If the Post Partum Depression is severe, the mother may not be helped by the above measures, or may not be able to take any action to help herself. In my case, admitting that I had a problem was virtually impossible, to do so would have been admitting to my worse fears - that somehow I was a bad and unfit mother.

If you or someone you know exhibits any of the symptoms listed above, or feels powerless to improve their life, be as persistent as you can in getting help. Keep looking and asking until you get some understanding and assistance. There are many health professionals and social workers trained in this area, and able to offer advice, support and if necessary, medical intervention.

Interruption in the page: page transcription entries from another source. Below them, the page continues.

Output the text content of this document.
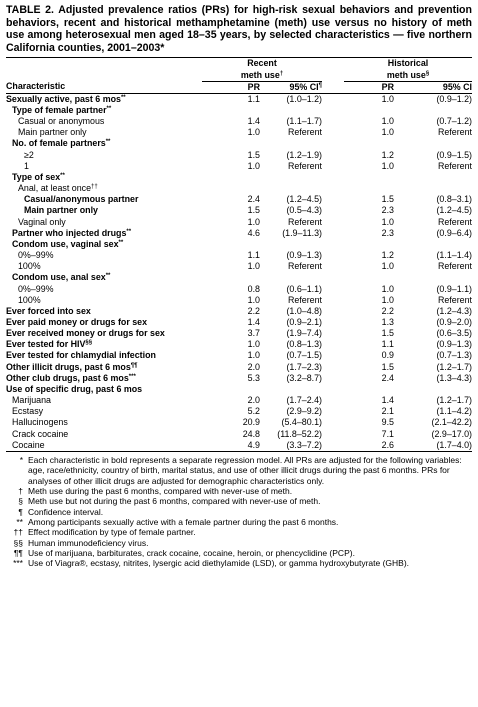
TABLE 2. Adjusted prevalence ratios (PRs) for high-risk sexual behaviors and prevention behaviors, recent and historical methamphetamine (meth) use versus no history of meth use among heterosexual men aged 18–35 years, by selected characteristics — five northern California counties, 2001–2003*
	Recent			Historical	
	meth use†			meth use§
Characteristic	PR	95% CI¶		PR	95% CI
Sexually active, past 6 mos**	1.1	(1.0–1.2)		1.0	(0.9–1.2)
Type of female partner**					
Casual or anonymous	1.4	(1.1–1.7)		1.0	(0.7–1.2)
Main partner only	1.0	Referent		1.0	Referent
No. of female partners**					
≥2	1.5	(1.2–1.9)		1.2	(0.9–1.5)
1	1.0	Referent		1.0	Referent
Type of sex**					
Anal, at least once††					
Casual/anonymous partner	2.4	(1.2–4.5)		1.5	(0.8–3.1)
Main partner only	1.5	(0.5–4.3)		2.3	(1.2–4.5)
Vaginal only	1.0	Referent		1.0	Referent
Partner who injected drugs**	4.6	(1.9–11.3)		2.3	(0.9–6.4)
Condom use, vaginal sex**					
0%–99%	1.1	(0.9–1.3)		1.2	(1.1–1.4)
100%	1.0	Referent		1.0	Referent
Condom use, anal sex**					
0%–99%	0.8	(0.6–1.1)		1.0	(0.9–1.1)
100%	1.0	Referent		1.0	Referent
Ever forced into sex	2.2	(1.0–4.8)		2.2	(1.2–4.3)
Ever paid money or drugs for sex	1.4	(0.9–2.1)		1.3	(0.9–2.0)
Ever received money or drugs for sex	3.7	(1.9–7.4)		1.5	(0.6–3.5)
Ever tested for HIV§§	1.0	(0.8–1.3)		1.1	(0.9–1.3)
Ever tested for chlamydial infection	1.0	(0.7–1.5)		0.9	(0.7–1.3)
Other illicit drugs, past 6 mos¶¶	2.0	(1.7–2.3)		1.5	(1.2–1.7)
Other club drugs, past 6 mos***	5.3	(3.2–8.7)		2.4	(1.3–4.3)
Use of specific drug, past 6 mos					
Marijuana	2.0	(1.7–2.4)		1.4	(1.2–1.7)
Ecstasy	5.2	(2.9–9.2)		2.1	(1.1–4.2)
Hallucinogens	20.9	(5.4–80.1)		9.5	(2.1–42.2)
Crack cocaine	24.8	(11.8–52.2)		7.1	(2.9–17.0)
Cocaine	4.9	(3.3–7.2)		2.6	(1.7–4.0)
* Each characteristic in bold represents a separate regression model. All PRs are adjusted for the following variables: age, race/ethnicity, country of birth, marital status, and use of other illicit drugs during the past 6 months. PRs for analyses of other illicit drugs are adjusted for demographic characteristics only.
† Meth use during the past 6 months, compared with never-use of meth.
§ Meth use but not during the past 6 months, compared with never-use of meth.
¶ Confidence interval.
** Among participants sexually active with a female partner during the past 6 months.
†† Effect modification by type of female partner.
§§ Human immunodeficiency virus.
¶¶ Use of marijuana, barbiturates, crack cocaine, cocaine, heroin, or phencyclidine (PCP).
*** Use of Viagra®, ecstasy, nitrites, lysergic acid diethylamide (LSD), or gamma hydroxybutyrate (GHB).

Conclusion 16 years later, I still have little memory of my son's first 18 months of life. I can't remember Christmas, his first birthday, when he walked, or his first smile. Still, I feel very fortunate that I somehow pulled out of the depression, and didn't have a re-occurrence after any of my other children's births. Still, I wish someone had noticed that something was out of order and had pushed me to get help sooner.